When The Wall Street Journal contacted Hikvision for comment recently, “the report was taken down from Hikvision’s website for several days this month,” according to the Journal. A Hikvision spokesman told the Journal, “Not now, and not ever, has Hikvision conducted research and development work for Chinese military applications.” As should be clear from the above, that’s a lie. And, the company is deeply linked to the Chinese Communist Party (CCP) and state apparatus, which is inextricably networked with its military.
Some Hikvision cameras can see through fog and pollution, and have night vision, heat map, artificial intelligence, and license-, facial-, and behavior-recognition technologies. Some are explosion-proof, mounted on drones or the undercarriages of vehicles for their surveillance, or alert authorities to large crowds or protests. One is equipped with microphones to automatically zero in on noise in its vicinity.
The Department of Homeland Security flagged Hikvision for a cybersecurity loophole in 2017 that made approximately 200 camera models easily accessible to hackers.
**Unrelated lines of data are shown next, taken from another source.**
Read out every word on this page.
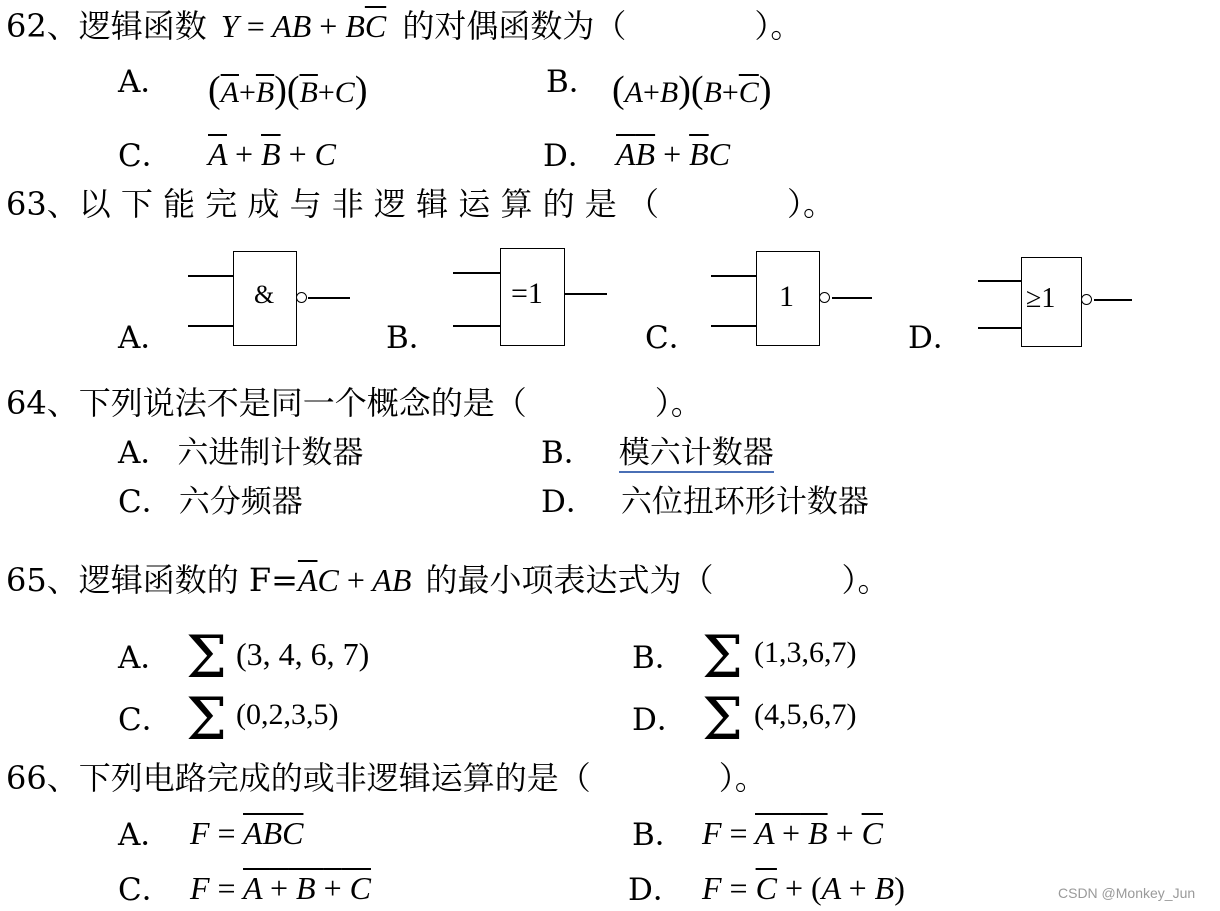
62、逻辑函数 Y = AB + $B\overline{C}$ 的对偶函数为（　　　　）。
A． $(\overline{A}+\overline{B})(\overline{B}+C)$	B． $(A+B)(B+\overline{C})$
C． $\overline{A} + \overline{B} + C$	D． $\overline{A}\overline{B} + \overline{B}C$
63、以 下 能 完 成 与 非 逻 辑 运 算 的 是 （　　　　）。
A．
&
B．
=1
C．
1
D．
≥1
64、下列说法不是同一个概念的是（　　　　）。
A． 六进制计数器	B． 模六计数器
C． 六分频器	D． 六位扭环形计数器
65、逻辑函数的 $F=\overline{A}C$ + AB 的最小项表达式为（　　　　）。
A． Σ (3, 4, 6, 7)	B． Σ (1,3,6,7)
C． Σ (0,2,3,5)	D． Σ (4,5,6,7)
66、下列电路完成的或非逻辑运算的是（　　　　）。
A． $F = \overline{ABC}$	B． $F = A + B + \overline{C}$
C． F = A + B + C	D． $F = \overline{C} + (A + B)$	CSDN @Monkey_Jun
Up to tens of millions were shipped, according to an estimate by IPVM.
Not only do Hikvision cameras surveil the United States and its allies, but the company hires Americans and Canadians for its research and development. Two such offices opened in Montreal and Silicon Valley in 2017. Local politicians trying to increase jobs in their communities probably didn’t complain much when Hikvision dangled plans to hire 800 workers in North America by 2022. We sure do sell ourselves cheap.
While the U.S. General Services Administration removed Hikvision from its $66 billion in procurement offerings to the U.S. government in 2017, and a U.S. military base removed Hikvision cameras from a Missouri military base recently, it’s unclear whether or not the cameras continue in other sensitive locations.
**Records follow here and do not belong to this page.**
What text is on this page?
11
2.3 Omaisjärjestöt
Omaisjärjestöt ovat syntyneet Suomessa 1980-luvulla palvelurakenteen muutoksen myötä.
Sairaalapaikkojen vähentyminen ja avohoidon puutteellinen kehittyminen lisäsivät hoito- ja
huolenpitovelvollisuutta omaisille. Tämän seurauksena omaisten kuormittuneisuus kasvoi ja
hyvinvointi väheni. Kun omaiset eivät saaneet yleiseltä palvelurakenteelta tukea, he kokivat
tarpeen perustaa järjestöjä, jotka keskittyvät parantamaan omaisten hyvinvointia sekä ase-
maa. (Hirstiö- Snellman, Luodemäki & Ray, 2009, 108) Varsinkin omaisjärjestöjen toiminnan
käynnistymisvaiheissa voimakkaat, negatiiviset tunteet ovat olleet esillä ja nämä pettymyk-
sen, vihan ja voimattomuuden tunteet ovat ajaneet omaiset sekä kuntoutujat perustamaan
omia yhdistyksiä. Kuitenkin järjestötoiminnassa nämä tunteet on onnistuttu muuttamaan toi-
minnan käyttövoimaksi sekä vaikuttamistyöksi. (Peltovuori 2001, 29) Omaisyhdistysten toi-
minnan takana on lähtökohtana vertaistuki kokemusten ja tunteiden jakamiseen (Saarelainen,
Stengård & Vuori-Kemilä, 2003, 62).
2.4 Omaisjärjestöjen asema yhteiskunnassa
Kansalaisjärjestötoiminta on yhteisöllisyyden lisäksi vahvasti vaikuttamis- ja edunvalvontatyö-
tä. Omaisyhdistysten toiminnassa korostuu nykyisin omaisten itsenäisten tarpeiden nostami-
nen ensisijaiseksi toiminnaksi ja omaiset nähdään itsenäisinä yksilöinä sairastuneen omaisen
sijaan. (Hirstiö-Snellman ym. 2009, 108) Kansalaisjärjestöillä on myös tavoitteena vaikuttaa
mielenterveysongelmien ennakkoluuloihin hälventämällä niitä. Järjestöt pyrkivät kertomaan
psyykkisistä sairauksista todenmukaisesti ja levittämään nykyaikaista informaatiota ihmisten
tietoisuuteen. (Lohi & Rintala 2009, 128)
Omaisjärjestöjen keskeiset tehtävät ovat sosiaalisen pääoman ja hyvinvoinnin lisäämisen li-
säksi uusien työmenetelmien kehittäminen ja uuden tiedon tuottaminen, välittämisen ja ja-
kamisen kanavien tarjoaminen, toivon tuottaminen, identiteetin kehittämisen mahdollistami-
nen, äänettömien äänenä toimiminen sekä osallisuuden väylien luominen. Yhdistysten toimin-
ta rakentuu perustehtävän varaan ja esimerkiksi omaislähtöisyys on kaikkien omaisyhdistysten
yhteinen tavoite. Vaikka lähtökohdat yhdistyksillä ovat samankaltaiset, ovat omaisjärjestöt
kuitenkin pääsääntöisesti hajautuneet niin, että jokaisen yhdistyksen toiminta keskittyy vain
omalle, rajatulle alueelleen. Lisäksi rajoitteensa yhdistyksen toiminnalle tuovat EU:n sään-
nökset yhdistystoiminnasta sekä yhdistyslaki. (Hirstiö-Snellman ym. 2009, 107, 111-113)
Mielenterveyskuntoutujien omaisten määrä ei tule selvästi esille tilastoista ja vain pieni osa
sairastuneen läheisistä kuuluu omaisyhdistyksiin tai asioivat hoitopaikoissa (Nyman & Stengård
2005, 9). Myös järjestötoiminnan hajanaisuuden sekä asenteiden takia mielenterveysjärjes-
Hikvision’s largest shareholder is Hong Kong billionaire Gong Hongjia, and some of its executives are Communist Party members whom CETC, Hikvision’s main state-owned shareholder, also employs. Gong provided capital for Hikvision’s founding, along with a government-backed lab that initially took a 51 percent controlling share. The company gets huge Chinese government contracts to surveil cities and events, including $1.2 billion worth of “safe city” contracts in Chongqing, population 31 million. Do you feel safer as a result? I don’t.
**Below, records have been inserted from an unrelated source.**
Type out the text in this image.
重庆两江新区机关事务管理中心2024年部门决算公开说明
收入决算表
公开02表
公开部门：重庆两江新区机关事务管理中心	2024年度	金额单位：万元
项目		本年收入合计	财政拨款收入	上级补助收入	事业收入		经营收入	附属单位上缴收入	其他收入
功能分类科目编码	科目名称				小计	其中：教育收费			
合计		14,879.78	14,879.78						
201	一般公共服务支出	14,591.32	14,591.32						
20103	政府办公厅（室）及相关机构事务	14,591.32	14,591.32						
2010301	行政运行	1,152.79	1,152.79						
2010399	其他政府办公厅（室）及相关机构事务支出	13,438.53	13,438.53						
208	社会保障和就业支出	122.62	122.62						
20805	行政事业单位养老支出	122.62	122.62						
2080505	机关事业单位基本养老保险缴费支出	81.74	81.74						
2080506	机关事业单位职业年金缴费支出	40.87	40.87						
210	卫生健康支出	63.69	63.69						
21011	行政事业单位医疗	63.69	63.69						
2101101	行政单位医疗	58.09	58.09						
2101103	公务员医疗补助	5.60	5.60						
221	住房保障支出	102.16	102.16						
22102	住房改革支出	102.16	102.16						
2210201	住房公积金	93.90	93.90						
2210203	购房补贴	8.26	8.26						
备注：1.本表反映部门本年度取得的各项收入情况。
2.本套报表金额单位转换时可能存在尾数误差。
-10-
The U.S. Defense Department no longer purchases from Hikvision and designated the company on its military list, preventing Americans from investing in its securities. A 2018 law bars the U.S. government from purchasing goods and services from the company, and the Commerce Department blacklisted Hikvision and other Chinese AI companies in 2019. But as Hikvision products continue to creep into our homes and businesses through rebranding, these reforms don’t go far enough.
The 18th-century British philosopher Jeremy Bentham, who designed a “panopticon” in which a single guard could surveil an entire prison ranged in a circle around him, would have recognized present-day China as the dystopian development of his prison reform, applied to those outside the prison walls. China today is that reverse panopticon, in which the intellectual prison of the CCP surveils the world.
If Hikvision can lie about its ties to the Chinese military, other conglomerates from China can, too. Huawei, Xiaomi, TikTok, Zoom, Alibaba, and State Grid are all China-linked technology companies that branch into our homes, businesses, and even government offices. As they can rebrand their products and components for sale in our public and private spaces, consumers and government procurement experts aren’t always aware that with their uninformed consumer choices, they may be opening the door to China’s police state.
That should change, with mandated warning labels on all technology products that include components or software from China. The U.S. and allied governments must take a tougher stand against China’s Big Tech to ensure our privacy, cybersecurity, and the future of democracy.